If the initial air pressure is insufficient for the given V(0) then V will never reach Vf.

 

[mfb]

Your initial V_air is V0, and it increases to V0+Vf (assuming the pressure is enough to eject all water). Therefore, the total volume is V0+Vf. I fixed this, which gives the formula V0=Vtotal-Vf with the total volume Vtotal.

I modified the values a bit to increase the height and to increase the similarity with the coke bottle. 0.5kg are still much for the empty rocket, I think that can be reduced a bit - and the total height depends crucially on this parameter.

 

[haruspex]

Your initial V_air is V0, and it increases to V0+Vf (assuming the pressure is enough to eject all water).
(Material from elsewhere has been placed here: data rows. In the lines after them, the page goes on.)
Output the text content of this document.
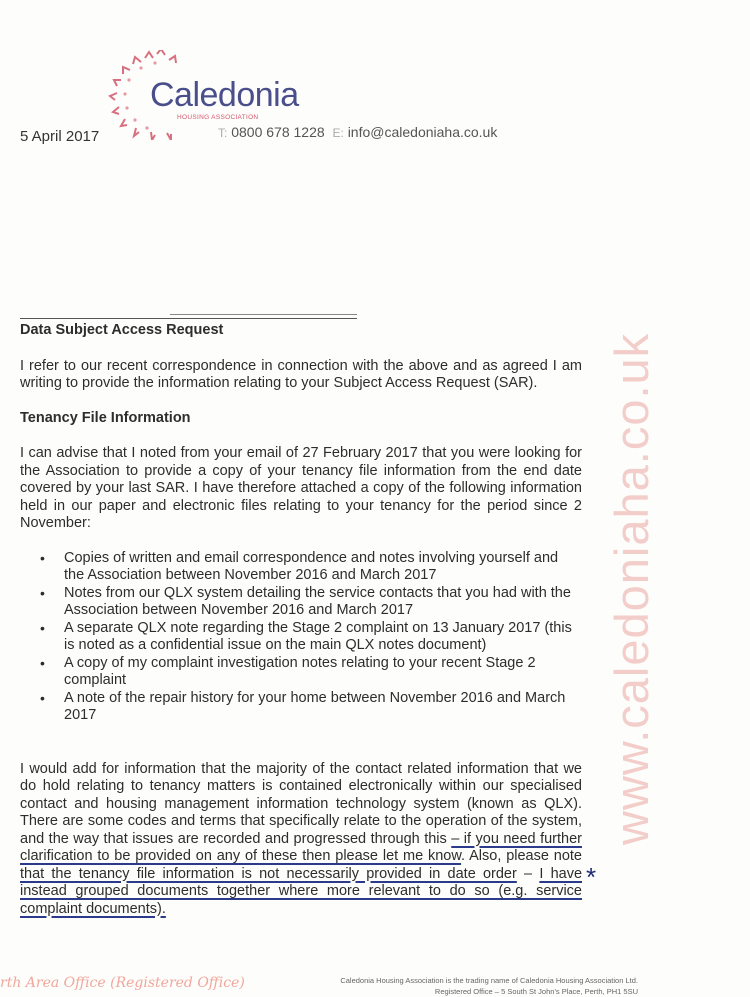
Caledonia
HOUSING ASSOCIATION
T: 0800 678 1228 E: info@caledoniaha.co.uk
5 April 2017

Data Subject Access Request

I refer to our recent correspondence in connection with the above and as agreed I am writing to provide the information relating to your Subject Access Request (SAR).

Tenancy File Information

I can advise that I noted from your email of 27 February 2017 that you were looking for the Association to provide a copy of your tenancy file information from the end date covered by your last SAR. I have therefore attached a copy of the following information held in our paper and electronic files relating to your tenancy for the period since 2 November:

• Copies of written and email correspondence and notes involving yourself and the Association between November 2016 and March 2017
• Notes from our QLX system detailing the service contacts that you had with the Association between November 2016 and March 2017
• A separate QLX note regarding the Stage 2 complaint on 13 January 2017 (this is noted as a confidential issue on the main QLX notes document)
• A copy of my complaint investigation notes relating to your recent Stage 2 complaint
• A note of the repair history for your home between November 2016 and March 2017

I would add for information that the majority of the contact related information that we do hold relating to tenancy matters is contained electronically within our specialised contact and housing management information technology system (known as QLX). There are some codes and terms that specifically relate to the operation of the system, and the way that issues are recorded and progressed through this – if you need further clarification to be provided on any of these then please let me know. Also, please note that the tenancy file information is not necessarily provided in date order – I have instead grouped documents together where more relevant to do so (e.g. service complaint documents).

www.caledoniaha.co.uk
*
rth Area Office (Registered Office)	Caledonia Housing Association is the trading name of Caledonia Housing Association Ltd.
Registered Office – 5 South St John's Place, Perth, PH1 5SU
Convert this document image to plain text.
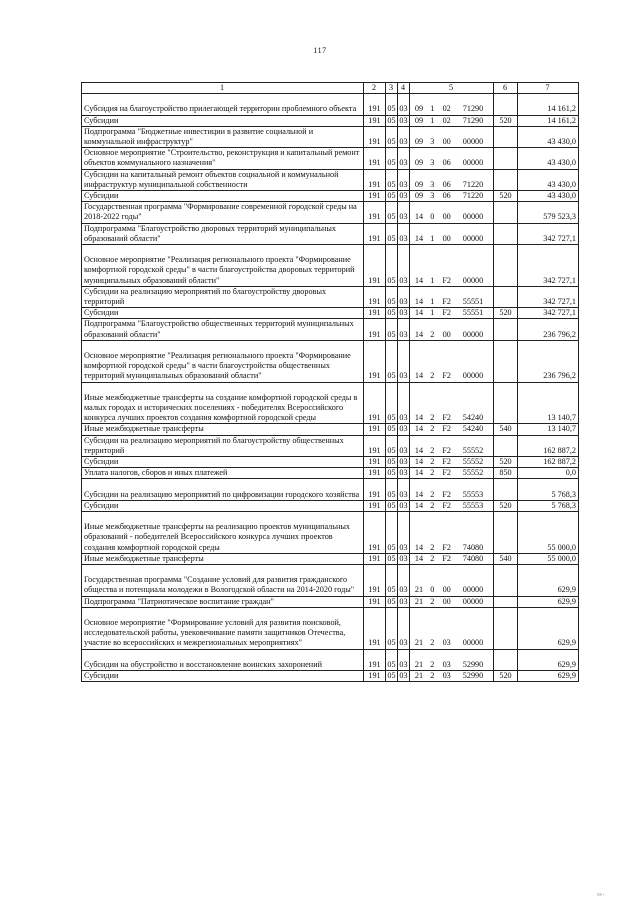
117
1	2	3	4	5	6	7
Субсидия на благоустройство прилегающей территории проблемного объекта	191	05	03	09 1 02 71290		14 161,2
Субсидии	191	05	03	09 1 02 71290	520	14 161,2
Подпрограмма "Бюджетные инвестиции в развитие социальной и коммунальной инфраструктур"	191	05	03	09 3 00 00000		43 430,0
Основное мероприятие "Строительство, реконструкция и капитальный ремонт объектов коммунального назначения"	191	05	03	09 3 06 00000		43 430,0
Субсидии на капитальный ремонт объектов социальной и коммунальной инфраструктур муниципальной собственности	191	05	03	09 3 06 71220		43 430,0
Субсидии	191	05	03	09 3 06 71220	520	43 430,0
Государственная программа "Формирование современной городской среды на 2018-2022 годы"	191	05	03	14 0 00 00000		579 523,3
Подпрограмма "Благоустройство дворовых территорий муниципальных образований области"	191	05	03	14 1 00 00000		342 727,1
Основное мероприятие "Реализация регионального проекта "Формирование комфортной городской среды" в части благоустройства дворовых территорий муниципальных образований области"	191	05	03	14 1 F2 00000		342 727,1
Субсидии на реализацию мероприятий по благоустройству дворовых территорий	191	05	03	14 1 F2 55551		342 727,1
Субсидии	191	05	03	14 1 F2 55551	520	342 727,1
Подпрограмма "Благоустройство общественных территорий муниципальных образований области"	191	05	03	14 2 00 00000		236 796,2
Основное мероприятие "Реализация регионального проекта "Формирование комфортной городской среды" в части благоустройства общественных территорий муниципальных образований области"	191	05	03	14 2 F2 00000		236 796,2
Иные межбюджетные трансферты на создание комфортной городской среды в малых городах и исторических поселениях - победителях Всероссийского конкурса лучших проектов создания комфортной городской среды	191	05	03	14 2 F2 54240		13 140,7
Иные межбюджетные трансферты	191	05	03	14 2 F2 54240	540	13 140,7
Субсидии на реализацию мероприятий по благоустройству общественных территорий	191	05	03	14 2 F2 55552		162 887,2
Субсидии	191	05	03	14 2 F2 55552	520	162 887,2
Уплата налогов, сборов и иных платежей	191	05	03	14 2 F2 55552	850	0,0
Субсидии на реализацию мероприятий по цифровизации городского хозяйства	191	05	03	14 2 F2 55553		5 768,3
Субсидии	191	05	03	14 2 F2 55553	520	5 768,3
Иные межбюджетные трансферты на реализацию проектов муниципальных образований - победителей Всероссийского конкурса лучших проектов создания комфортной городской среды	191	05	03	14 2 F2 74080		55 000,0
Иные межбюджетные трансферты	191	05	03	14 2 F2 74080	540	55 000,0
Государственная программа "Создание условий для развития гражданского общества и потенциала молодежи в Вологодской области на 2014-2020 годы"	191	05	03	21 0 00 00000		629,9
Подпрограмма "Патриотическое воспитание граждан"	191	05	03	21 2 00 00000		629,9
Основное мероприятие "Формирование условий для развития поисковой, исследовательской работы, увековечивание памяти защитников Отечества, участие во всероссийских и межрегиональных мероприятиях"	191	05	03	21 2 03 00000		629,9
Субсидии на обустройство и восстановление воинских захоронений	191	05	03	21 2 03 52990		629,9
Субсидии	191	05	03	21 2 03 52990	520	629,9
ᴵᴵᴵᴮ ᴵ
Therefore, the total volume is V0+Vf. I fixed this, which gives the formula V0=Vtotal-Vf with the total volume Vtotal.

No, it increases to Vf. Have you found something in the spreadsheet that says otherwise?

 

[mfb]

Oh... sorry, I got confused by the decimal places.
You are right.

 

[Alcubierre]

P(t) or P0 is the pressure of the air inside the bottle? If so, that is obtained by the amount of psi used in the experiment, correct, which in my case, will vary from 50 psi to 65 psi (but in pascals)?
And how is the volume of the air, V0 obtained?

I apologize for all the questions, I just want to be completely clear with all the steps used.

 

[mfb]

P(t) or P0 is the pressure of the air inside the bottle? If so, that is obtained by the amount of psi used in the experiment, correct, which in my case, will vary from 50 psi to 65 psi (but in pascals)?

Right

And how is the volume of the air, V0 obtained?
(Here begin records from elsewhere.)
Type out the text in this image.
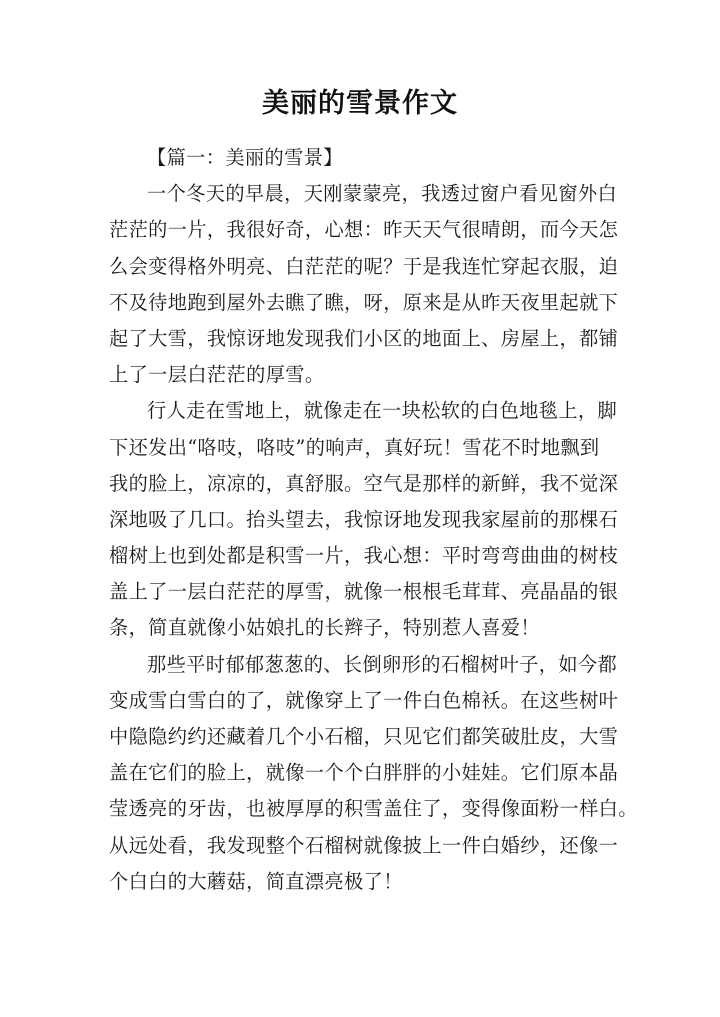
美丽的雪景作文
【篇一：美丽的雪景】
一个冬天的早晨，天刚蒙蒙亮，我透过窗户看见窗外白
茫茫的一片，我很好奇，心想：昨天天气很晴朗，而今天怎
么会变得格外明亮、白茫茫的呢？于是我连忙穿起衣服，迫
不及待地跑到屋外去瞧了瞧，呀，原来是从昨天夜里起就下
起了大雪，我惊讶地发现我们小区的地面上、房屋上，都铺
上了一层白茫茫的厚雪。
行人走在雪地上，就像走在一块松软的白色地毯上，脚
下还发出“咯吱，咯吱”的响声，真好玩！雪花不时地飘到
我的脸上，凉凉的，真舒服。空气是那样的新鲜，我不觉深
深地吸了几口。抬头望去，我惊讶地发现我家屋前的那棵石
榴树上也到处都是积雪一片，我心想：平时弯弯曲曲的树枝
盖上了一层白茫茫的厚雪，就像一根根毛茸茸、亮晶晶的银
条，简直就像小姑娘扎的长辫子，特别惹人喜爱！
那些平时郁郁葱葱的、长倒卵形的石榴树叶子，如今都
变成雪白雪白的了，就像穿上了一件白色棉袄。在这些树叶
中隐隐约约还藏着几个小石榴，只见它们都笑破肚皮，大雪
盖在它们的脸上，就像一个个白胖胖的小娃娃。它们原本晶
莹透亮的牙齿，也被厚厚的积雪盖住了，变得像面粉一样白。
从远处看，我发现整个石榴树就像披上一件白婚纱，还像一
个白白的大蘑菇，简直漂亮极了！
The volume of the bottle minus the volume of the water inside.

 

[Alcubierre]

Okay, so haruspex's spreadsheet is fine except that I need to fix the time and change the variables to the ones I need (mass, etc).

Edit: 2 L is 0.002 cubic meters and the volume of the water is 0.001 cubic meters and that gives me 0.001 cubic meters. When I change V0 to that, all the other variables because the same.